Ayah
Hari
ini 19 Agustus 2012, hari besar untuk semua umat muslim di dunia. Hari ini idul
fitri 1433 H, seperti biasa lebaran kali ini semua warga desa akan saling
berkunjung ke rumah keluarga, teman, dan tetangga untuk saling bermaaf-maafkan,
bahkan lucunya kepada orang yang baru dikenal sekalipun. Masyarakat Indonesia
sungguh unik, dan semoga tradisi seperti ini dapat terus dilestarikan. Makanan
yang melimpah, anak-anak mendapat uang dari kerabat mereka, keluarga berkumpul
menjadi satu, dan semua kebahagiaan yang hanya diperoleh satu tahun sekali
tersebut pasti sangat dinantikan semua orang, tak terkecuali umat nonmuslim.

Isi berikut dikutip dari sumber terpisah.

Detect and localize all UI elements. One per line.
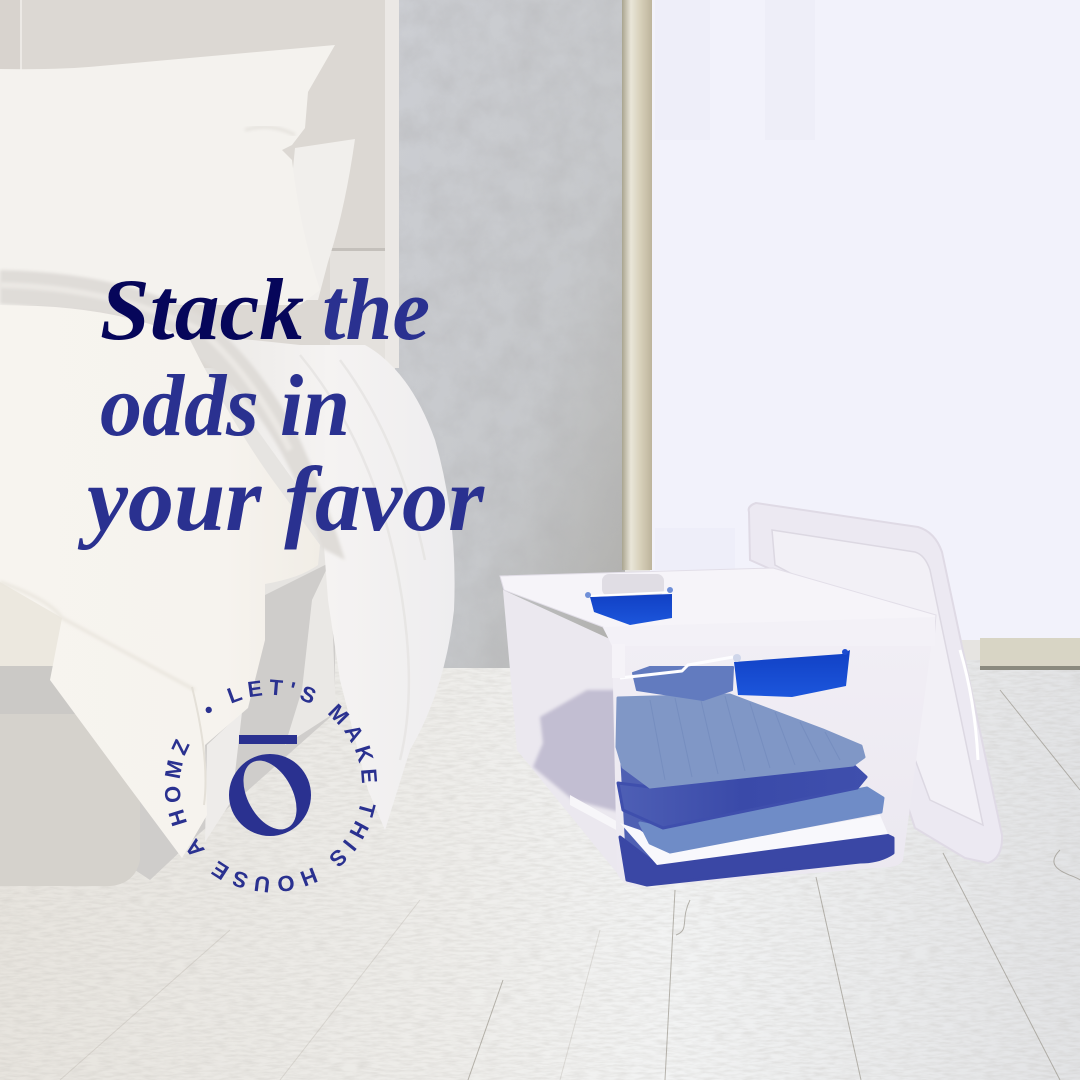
blue latch handles [585, 574, 850, 697]
storage lid leaning behind box [749, 503, 1002, 863]
floor [0, 660, 1080, 1080]
circular slogan: • LET'S MAKE THIS HOUSE A HOMZ [164, 679, 378, 892]
headline: odds in [100, 358, 350, 455]
pillows [0, 45, 355, 305]
bed base and under-bed shadow [0, 560, 336, 886]
concrete wall [395, 0, 625, 668]
draped white sheet [205, 335, 455, 830]
badge: let's make this house a homz [164, 679, 378, 892]
storage box [500, 568, 936, 887]
headline: Stack [100, 262, 304, 359]
folded clothes stack [617, 657, 893, 885]
box side panel [503, 590, 637, 887]
box front panel [612, 640, 932, 887]
mirror [622, 0, 1080, 670]
clothes behind side panel [533, 690, 620, 832]
box rim and lid top [500, 568, 936, 678]
headline [77, 262, 485, 550]
bed headboard [0, 0, 399, 368]
cream drape [0, 305, 320, 858]
logo mark [229, 735, 311, 836]
duvet fold band [0, 270, 345, 560]
headline: your favor [77, 448, 485, 550]
headline: the [322, 262, 430, 359]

Mereka juga membuka pintu untuk tamu-tamu yang berkunjung, menyediakan makanan,
dan tidak mempermasalahkan perbedaan yang ada.
Ada
hal lain yang membedakan lebaran kali ini dengan lebaran-lebaran sebelumnya.
Besok adalah ulang tahunku yang ke-19. Betapa bahagianya bisa merasakan
pergantian umur setelah membersikan diri di bulan yang suci. Tapi, sepertinya
masalah selalu muncul di saat seperti ini. Entah kenapa hari ini ayahku seperti
orang lain. Bukannya aku tidak mengenal sifat beliau, tetapi sifat pemarah itu
muncul di saat yang tidak tepat. Di hari lebaran, bagaimana mungkin seorang
ayah terlihat menakutkan? Sedih dan kecewa melihat tingkah laku seperti itu.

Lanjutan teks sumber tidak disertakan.